GLONASSは、L1からL3までの3つの異なる周波数で送信されています。
●Galileo(欧州)
ガリレオはEUが構築した衛星測位システムです。
高度約24000kmの上空に30機の衛星を打ち上げることを予定しており、現段階では30機中26機が打ち上げられています。(使用不能機・テスト機も含む)
残りの4機は2021年までに打ち上げられ、運用開始予定です。
測位にかかる時間を短縮し、より精度の高い位置情報を提供可能、とされています。
●BeiDou(中国)
BeiDou Navigation Satellite System、北斗衛星測位システムは、中国が独自に展開している衛星測位システムです。
2012年にアジア太平洋地域での運用を開始し、2018年に全世界向けのサービス開始をしました。2020年6月、最後の55基目の人工衛星が打ち上げられ完成しました。
●QZSS(日本)
Quasi-Zenith Satellite System、準天頂衛星システムは、日本が運用している日本及びアジア太平洋地域向けに利用可能とした衛星測位システムです。
2010年に準天頂衛星初号機みちびき (QZS-1)が打ち上げられ、2017年に追加で3機の打ち上げ、2018年4機体制で運用を開始しました。2023年までに7機体制にすることが決まっています。

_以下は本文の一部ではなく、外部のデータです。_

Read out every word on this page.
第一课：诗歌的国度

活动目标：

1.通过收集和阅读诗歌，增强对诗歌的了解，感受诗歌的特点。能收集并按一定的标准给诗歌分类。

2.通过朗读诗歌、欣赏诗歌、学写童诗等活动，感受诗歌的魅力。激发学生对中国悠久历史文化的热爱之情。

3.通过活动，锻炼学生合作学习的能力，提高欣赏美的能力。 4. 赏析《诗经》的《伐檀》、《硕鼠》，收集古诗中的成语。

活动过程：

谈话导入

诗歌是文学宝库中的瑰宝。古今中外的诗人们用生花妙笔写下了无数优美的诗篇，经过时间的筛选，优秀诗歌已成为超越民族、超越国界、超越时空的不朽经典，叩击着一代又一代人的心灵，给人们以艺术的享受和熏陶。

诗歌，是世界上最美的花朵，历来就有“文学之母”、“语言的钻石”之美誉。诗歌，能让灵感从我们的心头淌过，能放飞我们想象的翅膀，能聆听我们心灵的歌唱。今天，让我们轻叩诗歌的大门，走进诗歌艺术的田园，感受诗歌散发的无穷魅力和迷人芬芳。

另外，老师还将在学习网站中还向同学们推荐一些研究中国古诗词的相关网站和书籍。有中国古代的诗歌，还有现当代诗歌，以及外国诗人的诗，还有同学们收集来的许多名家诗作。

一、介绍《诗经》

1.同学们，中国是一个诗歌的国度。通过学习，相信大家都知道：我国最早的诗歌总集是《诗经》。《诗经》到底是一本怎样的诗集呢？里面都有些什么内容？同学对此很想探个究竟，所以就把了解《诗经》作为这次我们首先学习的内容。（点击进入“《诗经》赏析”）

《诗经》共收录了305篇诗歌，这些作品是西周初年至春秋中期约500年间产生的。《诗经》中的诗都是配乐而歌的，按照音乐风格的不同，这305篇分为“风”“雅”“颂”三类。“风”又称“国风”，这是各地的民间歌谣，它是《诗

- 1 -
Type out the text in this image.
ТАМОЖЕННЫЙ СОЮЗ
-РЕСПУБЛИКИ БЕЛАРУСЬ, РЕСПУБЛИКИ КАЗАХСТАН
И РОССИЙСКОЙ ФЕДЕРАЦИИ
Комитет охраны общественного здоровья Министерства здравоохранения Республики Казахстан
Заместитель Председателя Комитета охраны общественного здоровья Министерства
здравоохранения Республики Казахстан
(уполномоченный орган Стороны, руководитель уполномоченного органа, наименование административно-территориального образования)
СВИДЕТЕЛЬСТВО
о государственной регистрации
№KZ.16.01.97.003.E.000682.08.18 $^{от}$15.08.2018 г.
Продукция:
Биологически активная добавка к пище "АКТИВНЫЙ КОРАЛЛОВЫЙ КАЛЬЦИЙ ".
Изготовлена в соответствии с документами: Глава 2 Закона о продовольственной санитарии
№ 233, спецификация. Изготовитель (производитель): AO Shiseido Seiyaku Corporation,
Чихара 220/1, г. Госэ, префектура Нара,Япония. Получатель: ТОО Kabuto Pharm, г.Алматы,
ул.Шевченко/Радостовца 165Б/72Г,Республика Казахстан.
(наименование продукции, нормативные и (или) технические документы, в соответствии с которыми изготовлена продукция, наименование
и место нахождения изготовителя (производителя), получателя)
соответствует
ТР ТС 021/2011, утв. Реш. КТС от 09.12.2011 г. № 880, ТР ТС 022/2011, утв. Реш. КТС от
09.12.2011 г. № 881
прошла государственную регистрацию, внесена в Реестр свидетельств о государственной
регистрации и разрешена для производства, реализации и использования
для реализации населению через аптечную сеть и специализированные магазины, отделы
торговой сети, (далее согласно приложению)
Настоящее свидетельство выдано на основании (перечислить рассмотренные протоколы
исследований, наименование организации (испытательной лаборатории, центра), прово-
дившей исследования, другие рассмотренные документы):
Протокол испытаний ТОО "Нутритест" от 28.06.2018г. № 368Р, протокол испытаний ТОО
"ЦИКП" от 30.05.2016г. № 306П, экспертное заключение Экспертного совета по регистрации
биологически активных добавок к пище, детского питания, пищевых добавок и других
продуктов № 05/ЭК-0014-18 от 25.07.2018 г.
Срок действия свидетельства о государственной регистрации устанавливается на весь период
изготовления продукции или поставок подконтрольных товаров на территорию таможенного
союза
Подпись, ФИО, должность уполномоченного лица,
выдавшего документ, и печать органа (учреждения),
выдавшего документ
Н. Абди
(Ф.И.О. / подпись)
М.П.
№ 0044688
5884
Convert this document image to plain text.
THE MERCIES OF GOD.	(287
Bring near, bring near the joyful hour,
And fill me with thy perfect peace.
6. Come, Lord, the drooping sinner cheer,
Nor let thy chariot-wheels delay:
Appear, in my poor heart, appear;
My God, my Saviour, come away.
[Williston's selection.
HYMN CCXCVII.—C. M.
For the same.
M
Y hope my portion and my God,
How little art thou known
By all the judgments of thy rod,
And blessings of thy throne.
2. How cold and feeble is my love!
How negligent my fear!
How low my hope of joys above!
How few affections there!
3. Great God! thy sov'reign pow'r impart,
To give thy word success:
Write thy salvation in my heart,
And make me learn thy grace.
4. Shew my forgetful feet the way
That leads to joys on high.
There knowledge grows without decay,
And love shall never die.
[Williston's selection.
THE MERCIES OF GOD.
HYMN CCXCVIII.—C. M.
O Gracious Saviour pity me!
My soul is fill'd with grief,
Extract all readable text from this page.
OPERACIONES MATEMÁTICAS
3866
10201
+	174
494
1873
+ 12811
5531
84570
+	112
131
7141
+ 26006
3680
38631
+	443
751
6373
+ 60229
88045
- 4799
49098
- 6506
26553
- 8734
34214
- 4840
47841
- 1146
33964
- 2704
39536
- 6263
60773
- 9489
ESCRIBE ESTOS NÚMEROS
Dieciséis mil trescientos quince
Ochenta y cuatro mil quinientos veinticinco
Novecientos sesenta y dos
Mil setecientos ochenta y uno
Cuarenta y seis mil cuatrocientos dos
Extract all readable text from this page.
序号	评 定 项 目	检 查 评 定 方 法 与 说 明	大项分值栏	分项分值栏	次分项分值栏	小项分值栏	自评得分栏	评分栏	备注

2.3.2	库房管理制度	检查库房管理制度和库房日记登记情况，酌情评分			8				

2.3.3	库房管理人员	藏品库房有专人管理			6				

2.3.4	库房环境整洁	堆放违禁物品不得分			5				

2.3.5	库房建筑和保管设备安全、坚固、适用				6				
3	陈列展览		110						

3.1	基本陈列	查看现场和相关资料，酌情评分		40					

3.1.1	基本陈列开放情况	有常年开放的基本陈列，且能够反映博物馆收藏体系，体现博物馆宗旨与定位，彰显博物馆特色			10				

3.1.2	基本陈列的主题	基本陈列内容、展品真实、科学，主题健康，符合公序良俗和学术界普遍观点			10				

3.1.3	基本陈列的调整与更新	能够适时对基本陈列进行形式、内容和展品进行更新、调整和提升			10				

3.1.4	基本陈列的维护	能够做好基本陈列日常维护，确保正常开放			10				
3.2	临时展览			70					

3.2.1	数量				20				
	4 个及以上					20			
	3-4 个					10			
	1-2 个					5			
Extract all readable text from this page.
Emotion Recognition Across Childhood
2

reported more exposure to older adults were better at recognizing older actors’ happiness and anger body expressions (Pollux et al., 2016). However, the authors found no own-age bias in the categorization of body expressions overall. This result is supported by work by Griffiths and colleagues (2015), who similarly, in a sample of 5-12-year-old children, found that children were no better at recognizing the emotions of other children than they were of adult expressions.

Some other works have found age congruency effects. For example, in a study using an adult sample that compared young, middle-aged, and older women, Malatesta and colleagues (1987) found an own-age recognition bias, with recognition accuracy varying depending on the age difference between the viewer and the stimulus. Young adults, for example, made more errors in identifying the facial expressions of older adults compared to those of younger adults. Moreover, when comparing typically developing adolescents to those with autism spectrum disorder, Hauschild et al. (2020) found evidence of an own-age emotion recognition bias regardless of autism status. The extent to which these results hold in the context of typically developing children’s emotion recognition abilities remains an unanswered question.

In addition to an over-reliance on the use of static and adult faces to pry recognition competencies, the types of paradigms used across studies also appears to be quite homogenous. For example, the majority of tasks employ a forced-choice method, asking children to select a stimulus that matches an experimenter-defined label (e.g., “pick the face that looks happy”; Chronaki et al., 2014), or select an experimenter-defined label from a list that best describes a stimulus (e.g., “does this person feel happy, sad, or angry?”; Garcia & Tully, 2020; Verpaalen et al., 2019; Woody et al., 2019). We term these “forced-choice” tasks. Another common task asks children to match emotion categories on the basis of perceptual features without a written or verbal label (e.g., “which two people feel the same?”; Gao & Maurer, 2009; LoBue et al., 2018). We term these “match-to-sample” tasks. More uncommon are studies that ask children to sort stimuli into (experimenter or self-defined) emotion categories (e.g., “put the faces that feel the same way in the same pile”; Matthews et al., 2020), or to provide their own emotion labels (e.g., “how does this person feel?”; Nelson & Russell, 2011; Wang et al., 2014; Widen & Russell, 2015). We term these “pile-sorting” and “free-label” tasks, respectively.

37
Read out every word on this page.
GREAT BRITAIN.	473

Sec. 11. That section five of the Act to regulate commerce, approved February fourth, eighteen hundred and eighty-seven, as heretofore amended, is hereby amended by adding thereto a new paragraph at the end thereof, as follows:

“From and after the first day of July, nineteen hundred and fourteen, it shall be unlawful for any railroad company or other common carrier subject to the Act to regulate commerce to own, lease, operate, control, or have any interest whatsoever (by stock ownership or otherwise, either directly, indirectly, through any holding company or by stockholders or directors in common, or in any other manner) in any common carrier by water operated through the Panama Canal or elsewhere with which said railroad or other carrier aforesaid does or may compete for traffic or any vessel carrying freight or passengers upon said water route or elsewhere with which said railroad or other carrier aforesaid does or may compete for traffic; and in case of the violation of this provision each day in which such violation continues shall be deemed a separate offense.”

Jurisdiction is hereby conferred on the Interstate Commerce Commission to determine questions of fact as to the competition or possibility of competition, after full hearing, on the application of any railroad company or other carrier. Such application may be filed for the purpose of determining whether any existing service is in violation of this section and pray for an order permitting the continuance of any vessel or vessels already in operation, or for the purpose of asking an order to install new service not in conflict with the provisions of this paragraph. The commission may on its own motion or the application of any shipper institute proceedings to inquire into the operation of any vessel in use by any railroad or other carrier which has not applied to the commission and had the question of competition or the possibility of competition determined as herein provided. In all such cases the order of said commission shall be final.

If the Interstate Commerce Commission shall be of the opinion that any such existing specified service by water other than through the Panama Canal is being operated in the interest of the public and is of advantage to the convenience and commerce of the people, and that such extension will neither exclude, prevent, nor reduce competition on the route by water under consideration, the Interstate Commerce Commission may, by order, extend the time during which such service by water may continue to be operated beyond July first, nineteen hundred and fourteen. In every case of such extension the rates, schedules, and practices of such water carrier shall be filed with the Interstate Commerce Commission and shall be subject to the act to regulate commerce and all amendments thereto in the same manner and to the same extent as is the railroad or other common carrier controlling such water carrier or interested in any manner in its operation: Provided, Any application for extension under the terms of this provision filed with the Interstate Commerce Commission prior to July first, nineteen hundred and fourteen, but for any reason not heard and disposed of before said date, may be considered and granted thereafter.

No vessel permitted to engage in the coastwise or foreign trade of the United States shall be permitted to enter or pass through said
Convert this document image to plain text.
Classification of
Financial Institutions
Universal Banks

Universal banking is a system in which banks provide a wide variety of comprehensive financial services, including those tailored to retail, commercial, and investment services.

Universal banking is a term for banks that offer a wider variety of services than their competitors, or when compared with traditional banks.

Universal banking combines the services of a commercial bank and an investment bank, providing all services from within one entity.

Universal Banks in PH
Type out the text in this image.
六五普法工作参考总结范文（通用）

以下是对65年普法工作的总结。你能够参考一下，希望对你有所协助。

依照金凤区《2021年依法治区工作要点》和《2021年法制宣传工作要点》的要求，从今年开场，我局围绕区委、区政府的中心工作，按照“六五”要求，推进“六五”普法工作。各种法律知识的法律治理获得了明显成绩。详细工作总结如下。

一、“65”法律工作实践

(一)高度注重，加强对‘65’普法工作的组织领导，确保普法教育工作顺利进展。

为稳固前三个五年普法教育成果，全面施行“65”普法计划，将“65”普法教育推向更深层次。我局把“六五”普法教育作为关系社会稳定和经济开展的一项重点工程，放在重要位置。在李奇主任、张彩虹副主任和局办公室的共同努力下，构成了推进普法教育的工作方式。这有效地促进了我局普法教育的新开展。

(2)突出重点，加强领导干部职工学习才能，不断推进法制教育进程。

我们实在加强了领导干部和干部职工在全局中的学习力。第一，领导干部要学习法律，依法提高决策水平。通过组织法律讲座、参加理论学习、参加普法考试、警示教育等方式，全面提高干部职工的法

地球全周を対象とするGPSは日本からは利用できない位置の衛星が多かったり、日本の地形の特徴として山間部や高層建築物などによって平坦な部分が少なくGPS衛星を受信することが難しい場所があったりしました。
そこで、QZSSにはGPS衛星とは異なる軌道を持たせ、QZSSからの信号とGPSからの信号を組み合わせることで、より精度の高い測位を可能としています。
●NavIC(インド)
Navigation Indian Constellation、NavIC 航法衛星システムは、インドが開発した衛星測位システムであり、人工衛星7機で構成されています。
2016年4月まではIRNSS(Indian Regional Navigation Satellite System)と呼ばれており、飛んでいる人工衛星の名前は7機とも「IRNSS」から始まります。
※RNSS (地域航法衛星システム)…Regional Navigation Satellite Systemの略。
NavICは国民が利用可能なサービスと、軍事用の暗号化された制限サービスの2つあります。
【補足】
全地球衛星系(GNSS)と地域衛星系(RNSS)
全地球衛星系であるGNSS はGPS・GLONASS・Galileo・BeiDou の4つとし、特定地域向けである地域衛星系、日本の準天頂衛星システム(QZSS)やインドの地域航法衛星システム(NavIC)はGNSSから除外されることもあります。
SBAS
satellite-based augmentation systemの略で、衛星測位システムの一種です。
静止衛星を使ってGPSなどの衛星測位システムによる測位の誤差を補正し、航空機向けに補正信号を送出するシステムの総称のことです。